The Department of Justice stated that it brought the lawsuit “to enforce the provisions of Title VII of the Civil Rights Act of 1964.” Title VII forbids employers from discriminating against an employee due to race, religion, gender, age, disability, and, after the Pregnancy Discrimination Act, pregnancy. Title VII applies to employers with more than 15 employees, and forbids an employer from:
- Refusing to hire a job applicant because she is pregnant;
- Firing, demoting, or disciplining an employee for being pregnant;
- Discriminating against an employee on the basis of a past pregnancy or a potential pregnancy;
- Refusing to allow a pregnant employee to use accumulated sick days.

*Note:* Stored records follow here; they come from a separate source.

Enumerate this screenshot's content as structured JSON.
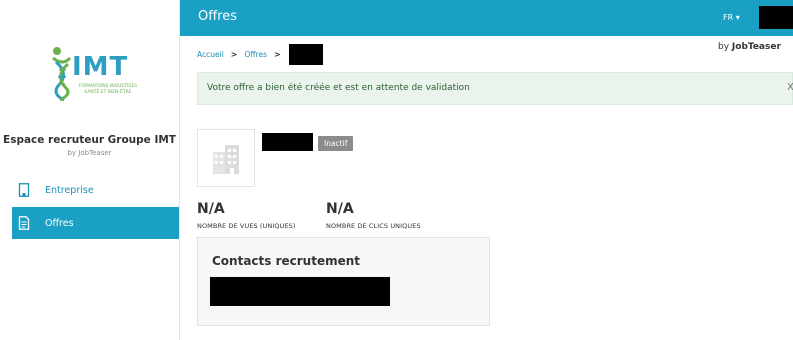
{
  "sidebar": {
    "logo": {
      "text": "IMT",
      "tagline": "FORMATIONS INDUSTRIES SANTÉ ET BIEN-ÊTRE"
    },
    "space_title": "Espace recruteur Groupe IMT",
    "space_subtitle": "by JobTeaser",
    "items": [
      {
        "label": "Entreprise",
        "icon": "building-icon",
        "active": false
      },
      {
        "label": "Offres",
        "icon": "document-icon",
        "active": true
      }
    ]
  },
  "header": {
    "title": "Offres",
    "language": "FR ▾"
  },
  "breadcrumb": {
    "home": "Accueil",
    "section": "Offres",
    "separator": ">"
  },
  "brand": {
    "prefix": "by ",
    "name": "JobTeaser"
  },
  "alert": {
    "message": "Votre offre a bien été créée et est en attente de validation",
    "close": "X"
  },
  "offer": {
    "status": "Inactif",
    "stats": [
      {
        "value": "N/A",
        "label": "NOMBRE DE VUES (UNIQUES)"
      },
      {
        "value": "N/A",
        "label": "NOMBRE DE CLICS UNIQUES"
      }
    ]
  },
  "contacts": {
    "title": "Contacts recrutement"
  },
  "colors": {
    "accent": "#1aa0c4",
    "alert_bg": "#eaf4ec",
    "badge": "#8b8b8b"
  }
}
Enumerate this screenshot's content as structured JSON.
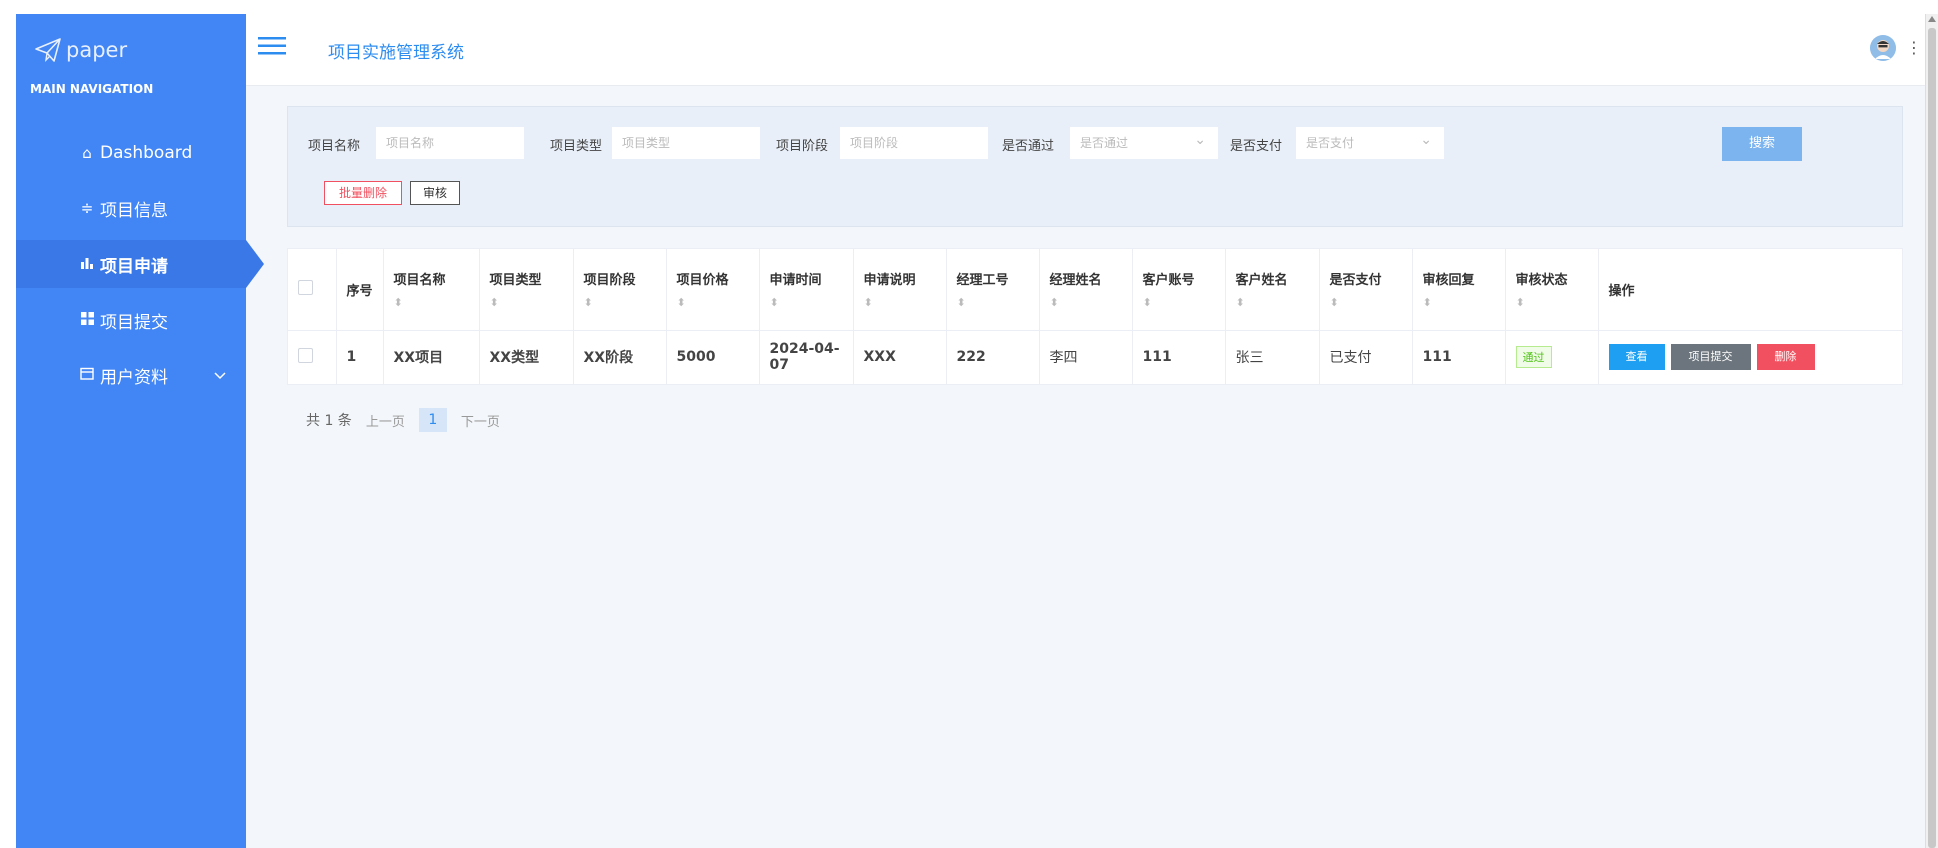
{
  "app": {
    "logo_text": "paper",
    "title": "项目实施管理系统"
  },
  "sidebar": {
    "header": "MAIN NAVIGATION",
    "items": [
      {
        "label": "Dashboard",
        "icon": "home-icon",
        "active": false
      },
      {
        "label": "项目信息",
        "icon": "sliders-icon",
        "active": false
      },
      {
        "label": "项目申请",
        "icon": "bar-chart-icon",
        "active": true
      },
      {
        "label": "项目提交",
        "icon": "grid-icon",
        "active": false
      },
      {
        "label": "用户资料",
        "icon": "calendar-icon",
        "active": false,
        "has_submenu": true
      }
    ]
  },
  "search": {
    "fields": [
      {
        "label": "项目名称",
        "placeholder": "项目名称"
      },
      {
        "label": "项目类型",
        "placeholder": "项目类型"
      },
      {
        "label": "项目阶段",
        "placeholder": "项目阶段"
      },
      {
        "label": "是否通过",
        "placeholder": "是否通过"
      },
      {
        "label": "是否支付",
        "placeholder": "是否支付"
      }
    ],
    "search_button": "搜索",
    "batch_delete": "批量删除",
    "audit": "审核"
  },
  "table": {
    "headers": [
      "序号",
      "项目名称",
      "项目类型",
      "项目阶段",
      "项目价格",
      "申请时间",
      "申请说明",
      "经理工号",
      "经理姓名",
      "客户账号",
      "客户姓名",
      "是否支付",
      "审核回复",
      "审核状态",
      "操作"
    ],
    "rows": [
      {
        "index": "1",
        "name": "XX项目",
        "type": "XX类型",
        "stage": "XX阶段",
        "price": "5000",
        "time": "2024-04-07",
        "desc": "XXX",
        "mgr_id": "222",
        "mgr_name": "李四",
        "cust_acc": "111",
        "cust_name": "张三",
        "paid": "已支付",
        "reply": "111",
        "status": "通过",
        "actions": {
          "view": "查看",
          "submit": "项目提交",
          "delete": "删除"
        }
      }
    ]
  },
  "pagination": {
    "total": "共 1 条",
    "prev": "上一页",
    "current": "1",
    "next": "下一页"
  },
  "colors": {
    "sidebar": "#4285f4",
    "accent": "#2d8cf0",
    "view": "#1e9ff2",
    "submit": "#6c757d",
    "delete": "#f0505f",
    "status": "#52c41a"
  }
}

The lawsuit alleges that Scammon’s principal, Mary Weaver, tried to fire two teachers after learning of their pregnancies. Weaver gave the teachers performance reviews of “excellent,” but, after learning of their pregnancies, claimed that their performance had declined and that they should be fired.
In fact, the lawsuit alleges that “[f]rom 2009 to at least 2012, Principal Weaver targeted all teachers at Scammon who became pregnant and/or who returned to work at Scammon after their pregnancies by subjecting them to disparate treatment with regard to performance evaluation ratings, classroom observations, and threatened and/or actual termination.”
The lawsuit further alleges that the two teachers filed discrimination complaints with the Chicago Office of the Equal Employment Opportunity Commission (EEOC), which investigated the charges and found evidence that discrimination occurred. While the EEOC attempted to reach a settlement with the Board of Education, it was unable to do so.
Both state and federal laws protect pregnant employees, and actions that discriminate against them violate those laws, even if that discrimination was unintentional. We recommend that all employers create some kind of policy manual and implement training explaining the laws protecting pregnant women and ways to avoid violating those laws.